Why is the Senate Republican leadership delaying the vote on its Obamacare replacement bill? Obviously, the easiest answer to that question is the GOP simply doesn't have the votes. But dig just a little bit deeper and we find the same problem that's been weighing this replacement effort down since this Congressional session began: fear.
As I have noted for months, the intense political fear of the number of people projected to lose health coverage has made any effort to reform Obamacare almost impossible for the Republicans to pass. I called those people the "Obamacare orphans."
When the latest CBO report came out Monday projecting that the number of Americans losing coverage under the Senate bill will be 22 million by 2026, it was obvious this measure was never going to even come up with for a vote until big changes were made first.
But the CBO report had an even more telling detail, and it proved that using the term "Obamacare orphans" wasn't very accurate. It said that almost 70 percent of that 22 million number would not come from people losing private health insurance coverage, but from the rolling back of the Medicaid expansion that went into effect under Obamacare.

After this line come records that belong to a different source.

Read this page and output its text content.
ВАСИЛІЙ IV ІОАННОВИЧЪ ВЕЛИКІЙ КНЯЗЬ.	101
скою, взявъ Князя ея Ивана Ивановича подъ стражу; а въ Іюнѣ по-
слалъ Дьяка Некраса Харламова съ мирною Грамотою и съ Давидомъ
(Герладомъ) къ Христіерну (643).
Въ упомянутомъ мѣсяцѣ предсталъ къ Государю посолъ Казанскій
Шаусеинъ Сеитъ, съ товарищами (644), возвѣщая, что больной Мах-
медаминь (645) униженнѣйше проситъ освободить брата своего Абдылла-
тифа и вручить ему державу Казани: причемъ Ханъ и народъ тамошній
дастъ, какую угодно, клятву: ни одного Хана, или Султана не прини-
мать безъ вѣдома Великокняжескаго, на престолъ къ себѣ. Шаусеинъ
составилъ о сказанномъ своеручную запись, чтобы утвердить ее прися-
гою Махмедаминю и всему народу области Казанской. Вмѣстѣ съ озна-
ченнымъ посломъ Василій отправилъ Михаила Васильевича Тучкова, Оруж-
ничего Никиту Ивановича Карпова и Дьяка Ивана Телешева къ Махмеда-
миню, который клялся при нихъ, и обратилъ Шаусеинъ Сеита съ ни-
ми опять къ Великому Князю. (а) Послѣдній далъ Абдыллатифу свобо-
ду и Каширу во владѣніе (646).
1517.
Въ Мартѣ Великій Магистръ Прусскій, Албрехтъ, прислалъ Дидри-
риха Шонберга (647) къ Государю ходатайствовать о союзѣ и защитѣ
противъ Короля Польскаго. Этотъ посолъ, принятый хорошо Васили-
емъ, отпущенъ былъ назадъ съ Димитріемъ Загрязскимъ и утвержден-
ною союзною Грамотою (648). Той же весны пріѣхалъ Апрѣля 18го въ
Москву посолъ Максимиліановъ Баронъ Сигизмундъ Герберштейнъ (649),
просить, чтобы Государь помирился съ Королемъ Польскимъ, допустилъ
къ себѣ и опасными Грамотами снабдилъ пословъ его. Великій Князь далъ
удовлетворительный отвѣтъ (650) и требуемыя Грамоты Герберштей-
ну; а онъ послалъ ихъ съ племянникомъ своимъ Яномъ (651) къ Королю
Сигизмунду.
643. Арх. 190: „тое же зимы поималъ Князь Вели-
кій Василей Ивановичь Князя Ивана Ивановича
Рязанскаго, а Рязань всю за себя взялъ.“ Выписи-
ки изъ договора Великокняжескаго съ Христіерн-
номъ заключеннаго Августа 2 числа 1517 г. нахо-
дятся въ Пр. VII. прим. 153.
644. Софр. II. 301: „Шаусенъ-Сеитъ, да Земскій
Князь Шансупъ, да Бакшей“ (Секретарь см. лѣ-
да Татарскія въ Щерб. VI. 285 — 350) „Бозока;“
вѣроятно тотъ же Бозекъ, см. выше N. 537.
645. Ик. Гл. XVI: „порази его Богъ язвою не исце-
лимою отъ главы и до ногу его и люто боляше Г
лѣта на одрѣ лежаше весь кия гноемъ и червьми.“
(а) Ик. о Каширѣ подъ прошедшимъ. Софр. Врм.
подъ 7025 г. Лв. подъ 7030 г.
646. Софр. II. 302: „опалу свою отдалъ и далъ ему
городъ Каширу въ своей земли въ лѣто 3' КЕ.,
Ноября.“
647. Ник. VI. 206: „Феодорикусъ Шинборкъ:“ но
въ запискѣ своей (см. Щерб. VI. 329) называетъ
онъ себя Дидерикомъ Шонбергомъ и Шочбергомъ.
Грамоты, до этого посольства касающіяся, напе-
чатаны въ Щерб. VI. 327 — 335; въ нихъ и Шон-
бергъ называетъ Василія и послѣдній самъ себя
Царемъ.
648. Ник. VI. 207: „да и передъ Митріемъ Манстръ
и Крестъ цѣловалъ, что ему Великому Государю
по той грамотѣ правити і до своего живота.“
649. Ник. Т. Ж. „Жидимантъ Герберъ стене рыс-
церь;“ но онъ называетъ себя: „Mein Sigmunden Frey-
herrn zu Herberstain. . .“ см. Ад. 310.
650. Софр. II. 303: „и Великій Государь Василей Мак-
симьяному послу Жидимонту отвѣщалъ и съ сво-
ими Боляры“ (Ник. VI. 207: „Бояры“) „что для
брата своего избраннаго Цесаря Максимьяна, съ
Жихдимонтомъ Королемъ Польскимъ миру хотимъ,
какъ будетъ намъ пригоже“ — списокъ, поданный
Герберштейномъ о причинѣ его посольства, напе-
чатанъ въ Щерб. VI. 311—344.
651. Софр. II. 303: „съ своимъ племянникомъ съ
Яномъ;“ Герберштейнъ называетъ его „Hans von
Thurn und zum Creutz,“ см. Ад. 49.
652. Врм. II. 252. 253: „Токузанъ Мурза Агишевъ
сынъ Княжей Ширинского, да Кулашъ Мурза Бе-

In other words, 15 million people won't be losing "insurance" as we know it with premiums and deductibles to pay, but they'd be losing access to a government entitlement traditionally set aside for the poorest Americans. So the real fear is all about the blow back from "Medicaid orphans."
That, as they say, is a whole different ballgame.
Medicaid enrollment in the U.S. right now is no small issue. Thanks to the expansion, a whopping 74.5 million Americans are currently on Medicaid according to the latest government reports. That is almost double the 39 million Americans who were on Medicaid just as recently as 2007.